Sunday, July 1, 2012

The lesson of Karbala: Hussain salvaged the New, Revolutionary Social Contract that Islam gave to Arabia in the 7th century, Islamic History

Islamic History
The lesson of Karbala: Hussain salvaged the New, Revolutionary Social Contract that Islam gave to Arabia in the 7th century
By Murtaza Razvi
Friday, 25 Dec, 2009

So what has changed since Hussain’s heroic refusal to endorse Yazid’s tyranny in 680 AD? Very little, indeed, if truth be told uncoated. Yet more than any other event in Muslim history, the spirit inherent in the tragedy of Karbala is one that defies injustice and coercion — unto death if that’s what it must take.

Repression and cruelty could not get Hussain, or indeed his survivors, to endorse the authoritarian order Yazid set out to impose. The assassination of Hussain and his companions at Karbala 61 years after the proclamation of Islam, which set a people enslaved by superstition and tribal tyranny free to bow only before one God, caused repulsion all around. It prompted a revolt in Hejaz led by Abdullah Ibn Zubair.

Yazid’s army responded by sacking Madina and laying siege to Makkah. But the flame of human dignity and independence of action, as guaranteed by the new social contract that Islam had brought to Arabia, was rekindled by the martyrs at Karbala. It consumed Yazid within three years of the atrocity, and confined his reign of terror to oblivion.
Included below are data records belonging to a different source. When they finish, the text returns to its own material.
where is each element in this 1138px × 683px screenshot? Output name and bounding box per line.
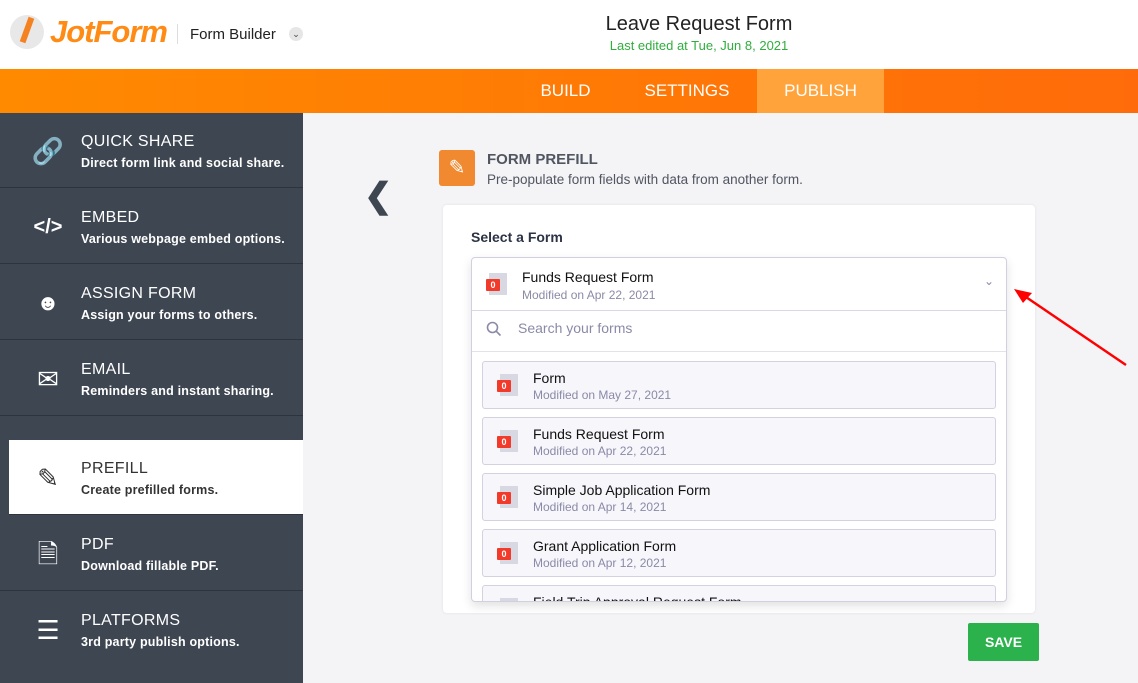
users-icon: ☻ xyxy=(36,290,60,315)
tab-build[interactable]: BUILD xyxy=(514,69,617,113)
layers-icon: ☰ xyxy=(36,615,60,645)
sidebar-item-embed[interactable]: </> EMBED Various webpage embed options. xyxy=(0,189,303,264)
badge: 0 xyxy=(497,380,511,392)
search-input[interactable] xyxy=(518,320,918,336)
selected-form[interactable]: 0 Funds Request Form Modified on Apr 22,… xyxy=(472,258,1006,311)
pdf-icon: 🗎 xyxy=(37,539,59,569)
form-icon: 0 xyxy=(497,486,518,508)
badge: 0 xyxy=(486,279,500,291)
header: JotForm Form Builder ⌄ Leave Request For… xyxy=(0,0,1138,69)
form-list-item[interactable]: 0 Simple Job Application Form Modified o… xyxy=(482,473,996,521)
badge: 0 xyxy=(497,436,511,448)
form-icon: 0 xyxy=(486,273,507,295)
code-icon: </> xyxy=(33,216,63,238)
sidebar-item-label: PREFILL xyxy=(81,460,149,477)
form-modified: Modified on May 27, 2021 xyxy=(533,388,672,402)
sidebar-item-desc: Create prefilled forms. xyxy=(81,483,219,497)
sidebar-item-assign-form[interactable]: ☻ ASSIGN FORM Assign your forms to other… xyxy=(0,265,303,340)
form-prefill-icon: ✎ xyxy=(439,150,475,186)
save-button[interactable]: SAVE xyxy=(968,623,1039,661)
sidebar-item-desc: Various webpage embed options. xyxy=(81,232,285,246)
back-chevron-icon[interactable]: ❮ xyxy=(364,176,393,216)
sidebar-item-desc: Assign your forms to others. xyxy=(81,308,258,322)
sidebar-item-label: EMBED xyxy=(81,209,140,226)
section-desc: Pre-populate form fields with data from … xyxy=(487,172,803,187)
sidebar-item-platforms[interactable]: ☰ PLATFORMS 3rd party publish options. xyxy=(0,592,303,667)
form-name: Form xyxy=(533,370,566,386)
envelope-icon: ✉ xyxy=(37,364,59,394)
annotation-arrow xyxy=(1014,289,1127,367)
form-name: Field Trip Approval Request Form xyxy=(533,594,742,602)
sidebar-item-prefill[interactable]: ✎ PREFILL Create prefilled forms. xyxy=(9,440,303,515)
search-box xyxy=(472,311,1006,352)
form-modified: Modified on Apr 14, 2021 xyxy=(533,500,667,514)
form-modified: Modified on Apr 12, 2021 xyxy=(533,556,667,570)
last-edited: Last edited at Tue, Jun 8, 2021 xyxy=(609,38,789,53)
form-icon: 0 xyxy=(497,542,518,564)
sidebar-item-desc: Reminders and instant sharing. xyxy=(81,384,274,398)
search-icon xyxy=(486,321,502,337)
selected-form-name: Funds Request Form xyxy=(522,269,654,285)
form-name: Simple Job Application Form xyxy=(533,482,711,498)
tab-settings[interactable]: SETTINGS xyxy=(627,69,747,113)
selected-form-modified: Modified on Apr 22, 2021 xyxy=(522,288,656,302)
form-select-dropdown[interactable]: 0 Funds Request Form Modified on Apr 22,… xyxy=(471,257,1007,602)
form-name: Grant Application Form xyxy=(533,538,677,554)
sidebar-item-desc: Direct form link and social share. xyxy=(81,156,285,170)
form-title: Leave Request Form xyxy=(605,13,793,35)
chevron-down-icon[interactable]: ⌄ xyxy=(984,274,994,288)
form-list-item[interactable]: 0 Funds Request Form Modified on Apr 22,… xyxy=(482,417,996,465)
sidebar-item-label: EMAIL xyxy=(81,361,131,378)
form-list-item[interactable]: Field Trip Approval Request Form xyxy=(482,585,996,602)
form-list-item[interactable]: 0 Form Modified on May 27, 2021 xyxy=(482,361,996,409)
form-list-item[interactable]: 0 Grant Application Form Modified on Apr… xyxy=(482,529,996,577)
sidebar-item-label: PLATFORMS xyxy=(81,612,181,629)
sidebar-item-email[interactable]: ✉ EMAIL Reminders and instant sharing. xyxy=(0,341,303,416)
sidebar: 🔗 QUICK SHARE Direct form link and socia… xyxy=(0,113,303,683)
main-nav: BUILD SETTINGS PUBLISH xyxy=(0,69,1138,113)
badge: 0 xyxy=(497,548,511,560)
pencil-icon: ✎ xyxy=(37,463,59,493)
sidebar-item-desc: Download fillable PDF. xyxy=(81,559,219,573)
form-modified: Modified on Apr 22, 2021 xyxy=(533,444,667,458)
sidebar-item-quick-share[interactable]: 🔗 QUICK SHARE Direct form link and socia… xyxy=(0,113,303,188)
link-icon: 🔗 xyxy=(31,136,65,166)
select-form-label: Select a Form xyxy=(471,229,563,245)
section-title: FORM PREFILL xyxy=(487,151,598,168)
badge: 0 xyxy=(497,492,511,504)
form-icon: 0 xyxy=(497,430,518,452)
sidebar-item-label: ASSIGN FORM xyxy=(81,285,197,302)
sidebar-item-pdf[interactable]: 🗎 PDF Download fillable PDF. xyxy=(0,516,303,591)
sidebar-item-desc: 3rd party publish options. xyxy=(81,635,240,649)
form-name: Funds Request Form xyxy=(533,426,665,442)
form-icon xyxy=(500,598,518,601)
sidebar-item-label: PDF xyxy=(81,536,114,553)
sidebar-item-label: QUICK SHARE xyxy=(81,133,195,150)
form-icon: 0 xyxy=(497,374,518,396)
tab-publish[interactable]: PUBLISH xyxy=(757,69,884,113)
What survived in the hearts and minds of the people was Hussain’s refusal to endorse rule by terror. And that indeed is divine justice in action. Hypocrites and tyrants (kufi-o-shami) will come and go, as Iqbal says, but the perpetual reality (haqiqat-i-abadi), the spirit of defiance in the face of coercion that is Hussain, shall remain. The vanquished of yore is the hero of history and the historical victor has become synonymous with tyranny.